ZONGULDAK; Yanartaş, Mehmet Seyda, 1970
1970 TRT Roman Başarı Ödülü
Üçüncü vardiya işçileriydi bunlar. Lambahane önünde toplanmış, İbraham Efendi'yi beklerken ayak değiştiriyorlardı. Gelecek, sayacak. 'Yürü koçum!' diyecek. Kapalı, somurtuk bir kış gecesinin altında sokulmuşlardı birbirlerine. Kir, apış arası, koltuk altı teri, kömür tozu karışımı pis bir koku yayılmıştı havaya.

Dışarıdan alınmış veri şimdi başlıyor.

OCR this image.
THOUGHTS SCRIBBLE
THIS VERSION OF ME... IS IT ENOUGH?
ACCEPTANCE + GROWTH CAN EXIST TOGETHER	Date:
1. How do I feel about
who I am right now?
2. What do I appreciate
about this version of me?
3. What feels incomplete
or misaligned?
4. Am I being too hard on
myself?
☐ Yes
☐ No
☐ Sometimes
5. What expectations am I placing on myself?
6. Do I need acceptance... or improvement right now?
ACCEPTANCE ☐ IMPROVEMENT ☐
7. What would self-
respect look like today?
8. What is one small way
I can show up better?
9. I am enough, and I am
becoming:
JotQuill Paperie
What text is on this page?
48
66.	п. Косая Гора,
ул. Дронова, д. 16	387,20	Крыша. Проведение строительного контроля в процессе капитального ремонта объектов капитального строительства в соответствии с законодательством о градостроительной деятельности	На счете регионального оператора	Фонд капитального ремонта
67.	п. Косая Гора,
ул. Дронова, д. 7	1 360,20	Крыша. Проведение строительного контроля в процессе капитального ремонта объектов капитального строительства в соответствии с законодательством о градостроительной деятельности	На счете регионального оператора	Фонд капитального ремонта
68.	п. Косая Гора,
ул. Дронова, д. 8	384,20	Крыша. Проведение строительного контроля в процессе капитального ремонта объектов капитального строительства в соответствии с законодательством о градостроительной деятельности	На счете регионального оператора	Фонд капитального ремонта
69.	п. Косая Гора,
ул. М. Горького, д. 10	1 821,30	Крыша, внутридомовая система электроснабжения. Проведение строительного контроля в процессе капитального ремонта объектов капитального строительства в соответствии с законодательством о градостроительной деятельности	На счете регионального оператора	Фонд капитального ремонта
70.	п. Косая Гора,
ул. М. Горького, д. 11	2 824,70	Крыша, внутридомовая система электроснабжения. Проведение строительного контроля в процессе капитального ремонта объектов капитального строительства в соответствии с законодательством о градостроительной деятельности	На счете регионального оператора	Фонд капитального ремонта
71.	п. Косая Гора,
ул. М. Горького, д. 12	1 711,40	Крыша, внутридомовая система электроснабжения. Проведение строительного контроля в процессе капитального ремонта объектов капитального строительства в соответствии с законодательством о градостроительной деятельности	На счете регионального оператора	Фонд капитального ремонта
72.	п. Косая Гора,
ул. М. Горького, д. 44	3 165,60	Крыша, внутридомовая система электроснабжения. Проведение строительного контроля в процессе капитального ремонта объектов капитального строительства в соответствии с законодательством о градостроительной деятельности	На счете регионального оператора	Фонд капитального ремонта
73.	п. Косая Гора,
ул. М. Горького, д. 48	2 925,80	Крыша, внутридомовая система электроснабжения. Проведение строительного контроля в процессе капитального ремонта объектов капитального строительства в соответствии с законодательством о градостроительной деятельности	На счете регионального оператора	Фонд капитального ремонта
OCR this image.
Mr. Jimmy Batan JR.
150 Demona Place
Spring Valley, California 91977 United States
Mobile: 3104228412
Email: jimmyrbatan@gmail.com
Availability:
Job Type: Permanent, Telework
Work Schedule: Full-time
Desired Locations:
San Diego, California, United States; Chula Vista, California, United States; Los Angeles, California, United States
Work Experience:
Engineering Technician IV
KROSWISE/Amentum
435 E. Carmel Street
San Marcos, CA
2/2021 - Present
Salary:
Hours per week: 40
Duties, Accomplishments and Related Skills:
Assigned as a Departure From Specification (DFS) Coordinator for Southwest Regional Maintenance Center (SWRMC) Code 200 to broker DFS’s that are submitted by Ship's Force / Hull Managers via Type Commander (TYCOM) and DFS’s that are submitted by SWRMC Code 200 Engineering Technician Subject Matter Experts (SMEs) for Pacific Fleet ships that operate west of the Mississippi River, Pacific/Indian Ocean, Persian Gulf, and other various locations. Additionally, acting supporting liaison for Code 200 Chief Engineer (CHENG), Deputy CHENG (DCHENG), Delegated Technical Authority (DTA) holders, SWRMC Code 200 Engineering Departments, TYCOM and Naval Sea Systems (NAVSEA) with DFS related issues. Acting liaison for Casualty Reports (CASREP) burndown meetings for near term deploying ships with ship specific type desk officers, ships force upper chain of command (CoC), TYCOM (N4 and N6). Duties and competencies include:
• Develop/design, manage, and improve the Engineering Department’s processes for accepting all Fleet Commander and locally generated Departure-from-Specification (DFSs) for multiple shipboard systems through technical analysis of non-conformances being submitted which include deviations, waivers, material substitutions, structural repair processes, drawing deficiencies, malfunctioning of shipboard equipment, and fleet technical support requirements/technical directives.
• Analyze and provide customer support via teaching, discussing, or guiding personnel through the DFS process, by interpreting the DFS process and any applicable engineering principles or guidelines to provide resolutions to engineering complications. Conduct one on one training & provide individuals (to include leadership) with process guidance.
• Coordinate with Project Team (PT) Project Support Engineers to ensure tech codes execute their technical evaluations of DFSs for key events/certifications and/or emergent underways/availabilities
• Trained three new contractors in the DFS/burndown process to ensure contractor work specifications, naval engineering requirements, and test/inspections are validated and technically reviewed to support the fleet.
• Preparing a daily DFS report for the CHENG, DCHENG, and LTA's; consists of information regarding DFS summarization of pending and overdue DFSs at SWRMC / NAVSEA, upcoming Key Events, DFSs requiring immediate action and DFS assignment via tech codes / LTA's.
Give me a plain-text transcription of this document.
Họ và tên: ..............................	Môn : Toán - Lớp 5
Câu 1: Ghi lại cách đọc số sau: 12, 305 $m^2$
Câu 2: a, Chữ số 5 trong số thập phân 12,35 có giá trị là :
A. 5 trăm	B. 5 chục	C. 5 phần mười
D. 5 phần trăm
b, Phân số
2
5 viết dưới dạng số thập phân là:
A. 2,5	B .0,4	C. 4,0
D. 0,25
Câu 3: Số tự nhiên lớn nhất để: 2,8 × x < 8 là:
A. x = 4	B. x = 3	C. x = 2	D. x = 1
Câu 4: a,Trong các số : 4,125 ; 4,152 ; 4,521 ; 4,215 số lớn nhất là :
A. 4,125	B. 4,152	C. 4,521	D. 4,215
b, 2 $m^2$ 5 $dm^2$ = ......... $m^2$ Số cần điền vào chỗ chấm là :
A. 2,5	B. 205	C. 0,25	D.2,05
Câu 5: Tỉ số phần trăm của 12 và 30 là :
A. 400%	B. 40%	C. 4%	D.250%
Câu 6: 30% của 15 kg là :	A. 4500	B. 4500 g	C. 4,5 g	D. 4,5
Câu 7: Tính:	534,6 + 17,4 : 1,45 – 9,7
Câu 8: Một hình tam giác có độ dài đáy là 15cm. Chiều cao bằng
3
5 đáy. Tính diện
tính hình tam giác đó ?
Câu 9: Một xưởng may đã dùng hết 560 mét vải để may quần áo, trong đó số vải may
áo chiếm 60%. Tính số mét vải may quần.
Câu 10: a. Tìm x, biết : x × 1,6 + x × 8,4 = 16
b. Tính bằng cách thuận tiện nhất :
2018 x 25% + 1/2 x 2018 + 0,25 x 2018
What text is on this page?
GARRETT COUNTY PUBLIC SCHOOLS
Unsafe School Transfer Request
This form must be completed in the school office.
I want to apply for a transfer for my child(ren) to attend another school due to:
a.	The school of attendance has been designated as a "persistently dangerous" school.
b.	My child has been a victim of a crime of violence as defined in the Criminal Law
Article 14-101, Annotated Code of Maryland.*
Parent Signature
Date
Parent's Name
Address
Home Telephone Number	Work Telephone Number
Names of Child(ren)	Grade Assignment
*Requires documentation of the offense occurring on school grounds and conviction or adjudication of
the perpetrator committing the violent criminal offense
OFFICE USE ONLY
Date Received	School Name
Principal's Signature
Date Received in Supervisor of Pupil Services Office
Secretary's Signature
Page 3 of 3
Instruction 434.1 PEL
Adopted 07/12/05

Çok üşüyorlardı. Sırtlarında, omuz başları dirsekleri yırtık, rengi atmış birer gömlek. Başlarında biçimini yitirmiş yağlı birer kasket, ya da enseden düğümlü birer mendil. Şalvar potur pantolon karışımı bacaklarında. Çoğunda o bile yok. Ayak bileklerine varan kapkara donlarla fırlamış gelmişler. Çıplak ayakları ocağın sızıntı sularıyla şişik, mor, çatlak. Evrensel Basım Yayın, 2016, s. 88.
Mehmet Seyda, Türk yazar. Mehmet Seyda olarak bilinmekte olup asıl soyadı "Çeliker"dir. Pertevniyal Lisesi'ni bitirdikten sonra 1937-1946 yılları arasında memur olarak çalıştı.